Skills/Knowledge Required :

  • Advanced degree in health-related field.
  • A minimum of 10 + years of experiences in medical affairs with specific expertise in hematology/oncology as well as, medical affairs, and people management. In addition, 10+ years industry strong knowledge of disease states across Hematology or Solid Tumors and the marketplace.
  • Knowledgeable of competitive products and their application.
  • Strong expertise in the conduct of clinical trials in hematology/oncology.
  • Product lifecycle management experience highly preferred.
  • Good understanding of Medical Affairs and comprehensive understanding of the compliance issues concerning MA function.
  • Creation and management of successful cross-functional and multi-disciplinary teams in changing competitive environment, changing product technology, changing customer needs.
  • Excellent communication and organization skills.
  • Demonstrated customer focus orientation & credibility with customers.

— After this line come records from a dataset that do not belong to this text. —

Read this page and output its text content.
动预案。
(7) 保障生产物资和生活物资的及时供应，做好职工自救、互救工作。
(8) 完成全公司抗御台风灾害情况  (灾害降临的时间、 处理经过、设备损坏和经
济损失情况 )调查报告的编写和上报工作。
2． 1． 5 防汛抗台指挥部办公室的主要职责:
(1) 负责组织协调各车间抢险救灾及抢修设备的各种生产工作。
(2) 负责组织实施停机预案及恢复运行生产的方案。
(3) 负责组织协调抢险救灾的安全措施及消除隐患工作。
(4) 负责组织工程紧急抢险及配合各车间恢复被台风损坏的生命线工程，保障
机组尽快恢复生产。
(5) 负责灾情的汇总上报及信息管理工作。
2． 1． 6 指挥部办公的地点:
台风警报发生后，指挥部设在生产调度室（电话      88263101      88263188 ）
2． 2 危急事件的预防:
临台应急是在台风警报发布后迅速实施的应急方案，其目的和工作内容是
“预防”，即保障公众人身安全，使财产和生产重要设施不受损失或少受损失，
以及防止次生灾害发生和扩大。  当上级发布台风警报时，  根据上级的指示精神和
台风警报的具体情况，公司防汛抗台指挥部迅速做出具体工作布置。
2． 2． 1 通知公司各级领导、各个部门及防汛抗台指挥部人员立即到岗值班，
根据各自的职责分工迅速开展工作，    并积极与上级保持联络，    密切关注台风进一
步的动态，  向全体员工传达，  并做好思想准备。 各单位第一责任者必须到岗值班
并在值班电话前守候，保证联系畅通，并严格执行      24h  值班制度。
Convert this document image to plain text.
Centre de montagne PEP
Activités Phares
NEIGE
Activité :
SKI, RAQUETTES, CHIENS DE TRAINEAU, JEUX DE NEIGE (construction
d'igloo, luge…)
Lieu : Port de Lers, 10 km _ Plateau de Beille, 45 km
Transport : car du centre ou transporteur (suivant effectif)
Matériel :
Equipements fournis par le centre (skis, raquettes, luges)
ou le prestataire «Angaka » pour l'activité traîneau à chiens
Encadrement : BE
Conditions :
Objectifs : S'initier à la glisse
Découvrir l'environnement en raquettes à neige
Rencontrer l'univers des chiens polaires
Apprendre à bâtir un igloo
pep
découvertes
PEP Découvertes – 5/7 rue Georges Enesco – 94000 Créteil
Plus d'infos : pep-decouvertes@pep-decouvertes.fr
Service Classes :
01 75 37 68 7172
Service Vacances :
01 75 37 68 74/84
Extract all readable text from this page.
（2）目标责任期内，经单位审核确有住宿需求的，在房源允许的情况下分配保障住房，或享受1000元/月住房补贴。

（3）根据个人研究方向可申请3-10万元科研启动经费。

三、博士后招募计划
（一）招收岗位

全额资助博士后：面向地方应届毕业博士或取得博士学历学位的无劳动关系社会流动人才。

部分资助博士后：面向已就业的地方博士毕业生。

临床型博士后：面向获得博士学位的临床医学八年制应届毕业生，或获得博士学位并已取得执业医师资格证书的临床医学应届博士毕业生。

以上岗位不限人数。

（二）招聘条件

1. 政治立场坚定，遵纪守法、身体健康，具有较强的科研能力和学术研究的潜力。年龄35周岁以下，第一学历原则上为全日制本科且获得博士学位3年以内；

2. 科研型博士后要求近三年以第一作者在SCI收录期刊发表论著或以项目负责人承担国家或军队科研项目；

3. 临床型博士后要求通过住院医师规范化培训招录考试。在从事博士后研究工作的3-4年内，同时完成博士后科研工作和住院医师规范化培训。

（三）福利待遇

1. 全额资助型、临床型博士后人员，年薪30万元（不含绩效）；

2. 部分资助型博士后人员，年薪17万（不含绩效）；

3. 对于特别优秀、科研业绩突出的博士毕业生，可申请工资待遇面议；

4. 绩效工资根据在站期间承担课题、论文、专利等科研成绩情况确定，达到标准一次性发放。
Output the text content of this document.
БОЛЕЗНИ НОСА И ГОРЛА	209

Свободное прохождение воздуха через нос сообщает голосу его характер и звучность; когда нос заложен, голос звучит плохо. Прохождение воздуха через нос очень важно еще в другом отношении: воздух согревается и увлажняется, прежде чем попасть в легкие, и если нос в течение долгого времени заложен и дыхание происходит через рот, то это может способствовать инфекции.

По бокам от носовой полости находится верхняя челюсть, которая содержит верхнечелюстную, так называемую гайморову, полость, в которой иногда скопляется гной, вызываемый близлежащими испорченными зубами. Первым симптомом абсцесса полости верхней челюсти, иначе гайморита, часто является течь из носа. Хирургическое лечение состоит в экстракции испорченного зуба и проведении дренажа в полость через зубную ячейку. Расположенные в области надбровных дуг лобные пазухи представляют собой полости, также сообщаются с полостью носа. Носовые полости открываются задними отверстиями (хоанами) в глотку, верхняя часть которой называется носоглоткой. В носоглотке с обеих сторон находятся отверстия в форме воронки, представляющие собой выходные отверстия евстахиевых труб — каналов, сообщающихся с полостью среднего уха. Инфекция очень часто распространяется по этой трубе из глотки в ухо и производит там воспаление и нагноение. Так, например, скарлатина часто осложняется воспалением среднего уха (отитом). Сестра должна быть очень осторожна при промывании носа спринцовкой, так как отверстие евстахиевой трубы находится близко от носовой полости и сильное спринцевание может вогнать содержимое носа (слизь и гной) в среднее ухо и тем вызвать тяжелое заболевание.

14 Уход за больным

  • Knowledge/application of data sources, reports and tools for the creation of solid plans.
  • Ability to effectively manage teams of peers.
  • Ability to successfully manage a diverse work group, motivate and maximize productivity.
  • Excellent analytical, communication and presentation skills and solid experience in translating medical/clinical information into medical affairs strategies.
  • Possess strong business acumen and financial skills with prior P&L experience or budget experience.
  • Prior experience in an international environment (is a plus).
  • Ability to travel is required

Celgene is committed to equal opportunity in the terms and conditions of employment for all employees and job applicants without regard to race, color, religion, sex, sexual orientation, age, gender identity or gender expression, national origin, disability or veteran status. Celgene complies with all applicable national, state and local laws governing nondiscrimination in employment as well as employment eligibility verification requirements of the Immigration and Nationality Act. All applicants must have authorization to work for Celgene in the U.S.